The reforms in this way pushed through by the EU reach deep into the national economies of the candidates for accession. Transport, energy, education, the environment, research, industry and infrastructure, hardly any area of policy remains unnamed on the Commission’s list. Quite apart from the question of whether the individual candidate member states, many of which are in the western Balkans, are done any favours by the EU’s reform agenda, a much more fundamental question arises, as to whether the Commission’s far-reaching step in imposing policy from on high is not seriously undermining the EU’s legitimacy, and the sovereignty of states along with it. Because the neoliberal straitjacket which the Commission has imposed on the member states in the form of European Economic Governance is now being imposed even on countries which don’t belong to the EU.

It’s quite disgusting that the Dutch government is applauding this approach from the Commission. In practice it means that countries will soon have to transfer actual powers to Brussels before they are even members of the EU. At a time when support for Europe is crumbling in rapid tempo, this is dangerously audacious.

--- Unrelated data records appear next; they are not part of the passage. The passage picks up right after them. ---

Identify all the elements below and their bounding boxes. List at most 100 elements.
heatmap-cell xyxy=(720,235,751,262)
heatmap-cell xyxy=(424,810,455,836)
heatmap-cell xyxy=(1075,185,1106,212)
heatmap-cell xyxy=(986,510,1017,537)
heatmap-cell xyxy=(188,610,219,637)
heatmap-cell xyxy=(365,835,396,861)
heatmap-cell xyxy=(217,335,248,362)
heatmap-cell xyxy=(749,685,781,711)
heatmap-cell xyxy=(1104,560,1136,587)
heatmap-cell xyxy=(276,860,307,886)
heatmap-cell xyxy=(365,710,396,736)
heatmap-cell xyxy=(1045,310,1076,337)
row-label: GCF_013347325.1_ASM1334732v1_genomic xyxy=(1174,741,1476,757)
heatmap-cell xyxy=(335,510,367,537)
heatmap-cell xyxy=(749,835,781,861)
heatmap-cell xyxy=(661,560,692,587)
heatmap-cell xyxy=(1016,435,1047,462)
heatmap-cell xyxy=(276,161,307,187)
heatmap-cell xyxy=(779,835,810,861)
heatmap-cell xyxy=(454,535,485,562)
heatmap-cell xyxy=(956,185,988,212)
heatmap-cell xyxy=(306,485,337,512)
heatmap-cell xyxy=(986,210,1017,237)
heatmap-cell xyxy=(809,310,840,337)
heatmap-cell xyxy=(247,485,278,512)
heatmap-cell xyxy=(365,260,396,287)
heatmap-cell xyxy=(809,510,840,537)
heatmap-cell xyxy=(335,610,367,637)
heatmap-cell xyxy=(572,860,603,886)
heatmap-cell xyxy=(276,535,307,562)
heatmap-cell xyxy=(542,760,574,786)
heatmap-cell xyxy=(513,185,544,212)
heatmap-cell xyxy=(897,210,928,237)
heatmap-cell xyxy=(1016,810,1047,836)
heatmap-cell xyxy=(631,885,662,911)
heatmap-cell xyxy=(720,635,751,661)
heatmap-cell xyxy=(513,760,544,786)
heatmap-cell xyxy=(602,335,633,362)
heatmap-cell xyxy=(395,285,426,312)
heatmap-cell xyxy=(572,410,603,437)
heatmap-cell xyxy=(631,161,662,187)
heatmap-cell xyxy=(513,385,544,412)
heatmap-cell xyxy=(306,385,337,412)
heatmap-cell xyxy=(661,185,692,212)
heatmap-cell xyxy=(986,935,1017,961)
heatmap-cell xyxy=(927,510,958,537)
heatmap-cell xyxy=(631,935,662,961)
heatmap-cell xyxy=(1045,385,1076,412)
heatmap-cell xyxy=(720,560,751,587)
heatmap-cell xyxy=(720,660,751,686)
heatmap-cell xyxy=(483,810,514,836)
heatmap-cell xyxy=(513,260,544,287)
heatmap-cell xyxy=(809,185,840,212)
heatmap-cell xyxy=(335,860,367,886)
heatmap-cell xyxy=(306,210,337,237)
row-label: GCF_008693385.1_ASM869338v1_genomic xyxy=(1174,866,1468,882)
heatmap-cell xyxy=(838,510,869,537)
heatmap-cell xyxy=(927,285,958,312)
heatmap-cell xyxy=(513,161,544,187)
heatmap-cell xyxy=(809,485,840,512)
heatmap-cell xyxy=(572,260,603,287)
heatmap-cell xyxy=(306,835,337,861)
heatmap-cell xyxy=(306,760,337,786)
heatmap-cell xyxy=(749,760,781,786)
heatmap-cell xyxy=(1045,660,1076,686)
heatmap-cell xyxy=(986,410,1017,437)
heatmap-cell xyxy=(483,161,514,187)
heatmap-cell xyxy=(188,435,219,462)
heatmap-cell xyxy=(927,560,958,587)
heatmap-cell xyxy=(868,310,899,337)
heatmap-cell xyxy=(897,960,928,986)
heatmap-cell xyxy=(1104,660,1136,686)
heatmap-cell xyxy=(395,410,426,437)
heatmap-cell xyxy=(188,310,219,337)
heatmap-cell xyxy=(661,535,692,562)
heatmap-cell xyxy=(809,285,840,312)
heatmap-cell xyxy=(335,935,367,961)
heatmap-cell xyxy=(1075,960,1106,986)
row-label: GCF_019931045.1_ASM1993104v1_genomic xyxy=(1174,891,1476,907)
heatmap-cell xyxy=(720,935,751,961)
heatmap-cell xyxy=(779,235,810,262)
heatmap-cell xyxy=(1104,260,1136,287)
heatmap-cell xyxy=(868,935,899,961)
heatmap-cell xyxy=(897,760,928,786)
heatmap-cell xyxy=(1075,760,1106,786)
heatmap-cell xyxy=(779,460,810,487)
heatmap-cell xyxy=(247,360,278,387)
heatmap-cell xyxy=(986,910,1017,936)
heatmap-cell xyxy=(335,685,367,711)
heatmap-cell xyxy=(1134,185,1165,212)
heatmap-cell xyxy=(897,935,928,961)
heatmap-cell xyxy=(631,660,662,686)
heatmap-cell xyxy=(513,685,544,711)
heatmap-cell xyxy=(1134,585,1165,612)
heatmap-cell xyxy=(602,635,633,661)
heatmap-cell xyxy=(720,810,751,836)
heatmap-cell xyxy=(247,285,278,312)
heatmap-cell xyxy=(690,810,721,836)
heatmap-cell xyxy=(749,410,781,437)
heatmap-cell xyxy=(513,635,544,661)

So it’s very much the question how the peoples of the candidate member states will react to the reforms. The existing European framework of economic governance and budgetary consolidation is aimed primarily at guaranteeing the internal market and preserving the euro at all costs.

Sitting pretty as a result of this policy are, meanwhile, not the citizens of EU member states, but that branch of capital which operates internationally and which time after time profits from a constantly growing EU which simplifies international investments and provides cheap labour.

This Commission’s neoliberal enlargement strategy threatens to make of the European project, which began as a guarantor of peace, security and prosperity, a permanently unreliable and undemocratic EU. The Netherlands would be better opposing this, rather than falling into this latest Brussels trap.

This article first appeared, in the original Dutch, in the national daily newspaper the Reformatorisch Dagblad.